El histórico récord de casos de dengue que tuvo el país en la última temporada y también Tucumán (más de 7.000 enfermos), ponen en alerta al sistema sanitario y a la sociedad, por su posible convivencia con la covid-19, que lejos de desaparecer, resiste y se multiplica. Si bien a principios de este año ambas enfermedades coexistieron durante algunas semanas, los contagios de covid-19 comenzaron a aumentar cuando ya no se reportaban casos de dengue.

¿Cómo está la situación actual de esta patología conocida como “rompehuesos”? Según el último Boletín Integrado de Vigilancia, emitido por el Ministerio de Salud de la Nación la semana pasada, en la temporada actual -es decir la que arranca en septiembre de 2020 y se extiende hasta junio de 2021-, ya 18 provincias reportaron casos con sospecha de dengue, siendo las regiones NEA y Centro las que registraron un mayor número de notificaciones: 464 casos. Se han registrado nueve casos probables en las provincias de Buenos Aires (uno), Santa Fe (uno), Chaco (uno), Corrientes (tres) y Formosa (tres). Además, se notificó el primer caso confirmado por laboratorio en Corrientes.

“Si bien la mayor parte de los brotes estuvieron inactivos durante el invierno, es importante mantener una vigilancia activa para todos los casos sospechosos de dengue”, advierte el Ministerio de Salud.

“En este contexto, atravesado por la pandemia de coronavirus, donde la vigilancia se ve centrada en dicho virus, y teniendo en cuenta que muchos de los síntomas de dengue son también síntomas de coronavirus, resulta pertinente resaltar la importancia de la sospecha de dengue y estudiar por laboratorio cualquier caso sospechoso de síndrome febril inespecífico y epidemiología compatible”, resaltaron las autoridades nacionales.

De la misma forma, llamaron a reforzar las acciones de prevención y control del vector, el mosquito Aedes aegypti.

Medidas

“Para estar mejor preparados en caso de darse un brote a fines de este año y comienzos del siguiente debemos comenzar, si no lo hicimos hasta ahora, con la eliminación de los recipientes que no nos sirven y dónde se puede acumular agua y estar presente el mosquito. El llamado descacharrado a veces no se entiende bien. Muchas familias eliminan elementos que no les sirven pero que no son necesariamente criaderos del mosquito. Por eso es necesario mostrar a la población cuáles son los elementos a desechar”, destaca Dantur Juri.

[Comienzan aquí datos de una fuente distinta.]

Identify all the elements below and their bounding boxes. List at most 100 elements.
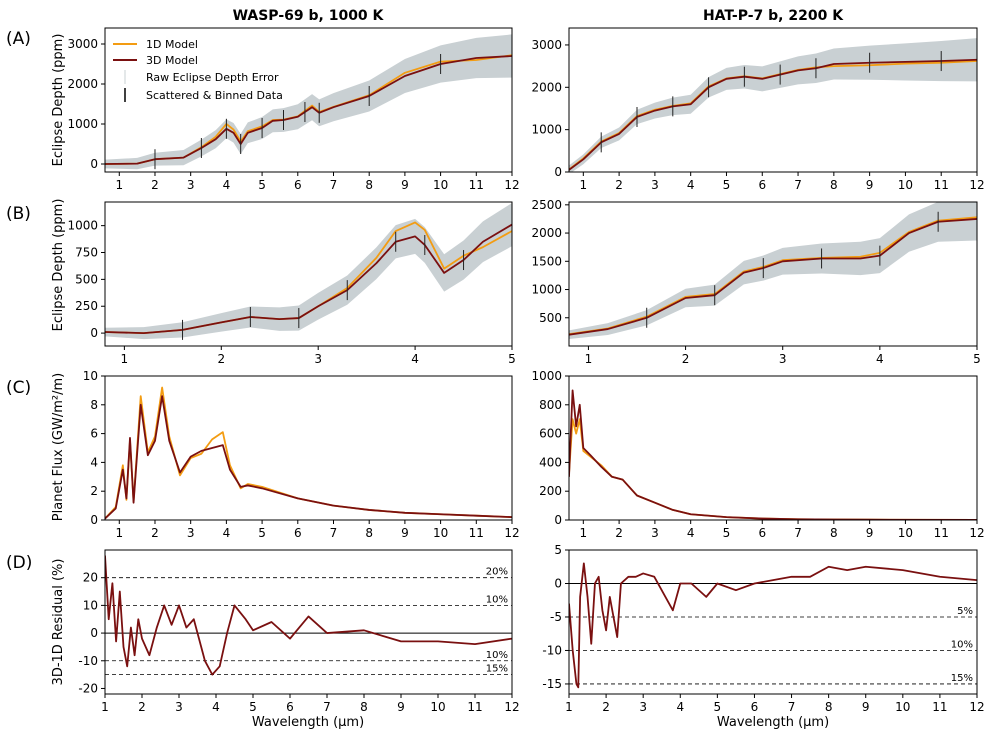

“Además de esto, dentro de las medidas de prevención personal para reducir al mínimo nuestra exposición a los mosquitos debemos usar ropa que cubra nuestro cuerpo cubriendo nuestras extremidades, usar repelentes que contienen DEET, IR3535 o Icaridina que se pueden aplicar en la piel expuesta o en ropa de vestir (en el caso de los niños usar repelentes adecuados para ellos) y no está de más el uso de telas mosquiteras en puertas y ventanas”, recomienda.

“En nuestro país, este año el brote fue el mayor en comparación a todos los registrados anteriormente, afectando a diferentes regiones del país y dejando en claro la necesidad imperiosa de desarrollar estrategias tendientes al control del mosquito Aedes aegypti”, sostiene Dantur Juri. Remarca que si todos sistemáticamente eliminásemos los criaderos del mosquito, se podría reducir su abundancia y por ende, el riesgo de transmisión de la enfermedad en caso de aparecer nuevamente. “El contexto actual en el que estamos en Tucumán, sin casos reportados de dengue, no tiene sentido el uso de insecticidas. Esto es importante de remarcar, para que a la población le quede en claro, ya que algunas personas consideran que sólo con insecticidas disminuye la población de mosquitos”, puntualiza.

Claves para la prevención

- Prestá atención a todos los lugares donde puede criarse el mosquito Aedes aegypti y tratá de eliminar o de cubrir esos recipientes: floreros, cubiertas de autos, cualquier tacho, los tanques de agua.

- Otros lugares comunes son: secaplatos, posa macetas, depósitos de agua del descongelamiento de heladeras, sistema de desagote de equipos de aire acondicionado, el frasco de mayonesa, un inodoro abandonado a la intemperie, las canaletas de desagüe pluvial, piletas de piso con canillas que goteen.

- También pueden criarse en los juguetes que acumulan agua o en cualquier plástico tirado en el fondo de casa.

- Hay que estar atentos a estos síntomas de la enfermedad: fiebre alta, dolor retroocular, dolores musculares, sarpullido, vómitos y malestar general.